In rete abbondano gli articoli che cercano di ridimensionare l’umiliante evento. Era un’amichevole, anzi si trattava di vecchie glorie, non c’erano le star, insomma se credete davvero che la nazionale femminile americana abbia perso contro una squadretta del Galles, ebbene, non solo non avete capito niente, ma siete proprio bigotti.
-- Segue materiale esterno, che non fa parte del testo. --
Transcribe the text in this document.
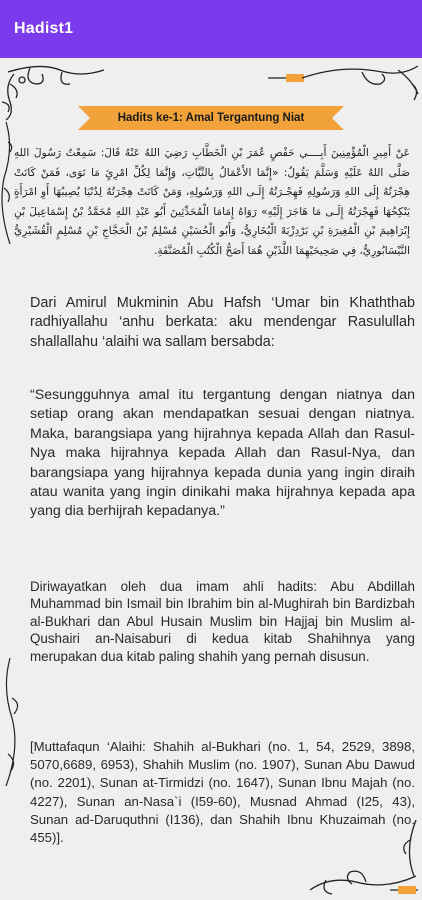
Hadist1
Hadits ke-1: Amal Tergantung Niat
عَنْ أَمِيرِ الْمُؤْمِنِينَ أَبِــــي حَفْصٍ عُمَرَ بْنِ الْخَطَّابِ رَضِيَ اللهُ عَنْهُ قَالَ: سَمِعْتُ رَسُولَ اللهِ صَلَّى اللهُ عَلَيْهِ وَسَلَّمَ يَقُولُ: «إِنَّمَا الأَعْمَالُ بِالنِّيَّاتِ، وَإِنَّمَا لِكُلِّ امْرِئٍ مَا نَوَى، فَمَنْ كَانَتْ هِجْرَتُهُ إِلَى اللهِ وَرَسُولِهِ فَهِجْـرَتُهُ إِلَـى اللهِ وَرَسُولِهِ، وَمَنْ كَانَتْ هِجْرَتُهُ لِدُنْيَا يُصِيبُهَا أَوِ امْرَأَةٍ يَنْكِحُهَا فَهِجْرَتُهُ إِلَـى مَا هَاجَرَ إِلَيْهِ» رَوَاهُ إِمَامَا الْمُحَدِّثِينَ أَبُو عَبْدِ اللهِ مُحَمَّدُ بْنُ إِسْمَاعِيلَ بْنِ إِبْرَاهِيمَ بْنِ الْمُغِيرَةِ بْنِ بَرْدِزْبَهْ الْبُخَارِيُّ، وَأَبُو الْحُسَيْنِ مُسْلِمُ بْنُ الْحَجَّاجِ بْنِ مُسْلِمٍ الْقُشَيْرِيُّ النَّيْسَابُورِيُّ، فِي صَحِيحَيْهِمَا اللَّذَيْنِ هُمَا أَصَحُّ الْكُتُبِ الْمُصَنَّفَةِ.
Dari Amirul Mukminin Abu Hafsh ‘Umar bin Khaththab radhiyallahu ‘anhu berkata: aku mendengar Rasulullah shallallahu ‘alaihi wa sallam bersabda:
“Sesungguhnya amal itu tergantung dengan niatnya dan setiap orang akan mendapatkan sesuai dengan niatnya. Maka, barangsiapa yang hijrahnya kepada Allah dan Rasul-Nya maka hijrahnya kepada Allah dan Rasul-Nya, dan barangsiapa yang hijrahnya kepada dunia yang ingin diraih atau wanita yang ingin dinikahi maka hijrahnya kepada apa yang dia berhijrah kepadanya.”
Diriwayatkan oleh dua imam ahli hadits: Abu Abdillah Muhammad bin Ismail bin Ibrahim bin al-Mughirah bin Bardizbah al-Bukhari dan Abul Husain Muslim bin Hajjaj bin Muslim al-Qushairi an-Naisaburi di kedua kitab Shahihnya yang merupakan dua kitab paling shahih yang pernah disusun.
[Muttafaqun ‘Alaihi: Shahih al-Bukhari (no. 1, 54, 2529, 3898, 5070,6689, 6953), Shahih Muslim (no. 1907), Sunan Abu Dawud (no. 2201), Sunan at-Tirmidzi (no. 1647), Sunan Ibnu Majah (no. 4227), Sunan an-Nasa`i (I59-60), Musnad Ahmad (I25, 43), Sunan ad-Daruquthni (I136), dan Shahih Ibnu Khuzaimah (no. 455)].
Se un dato numerico come 12-0 è opinabile, vi forniamo un altro dato, direttamente dalla lettura della Sanità americana: il testosterone, l’ormone che crea i muscoli che negli uomini è anche secreto, oltre che da altre parti del corpo, dai testicoli (che al momento le donne non hanno: ma è, ci rendiamo conto, un’opinione controversa) circola nei maschi in età puberale in quantità superiore di 15 volte rispetto a quella secreta dalle femmine della stessa età.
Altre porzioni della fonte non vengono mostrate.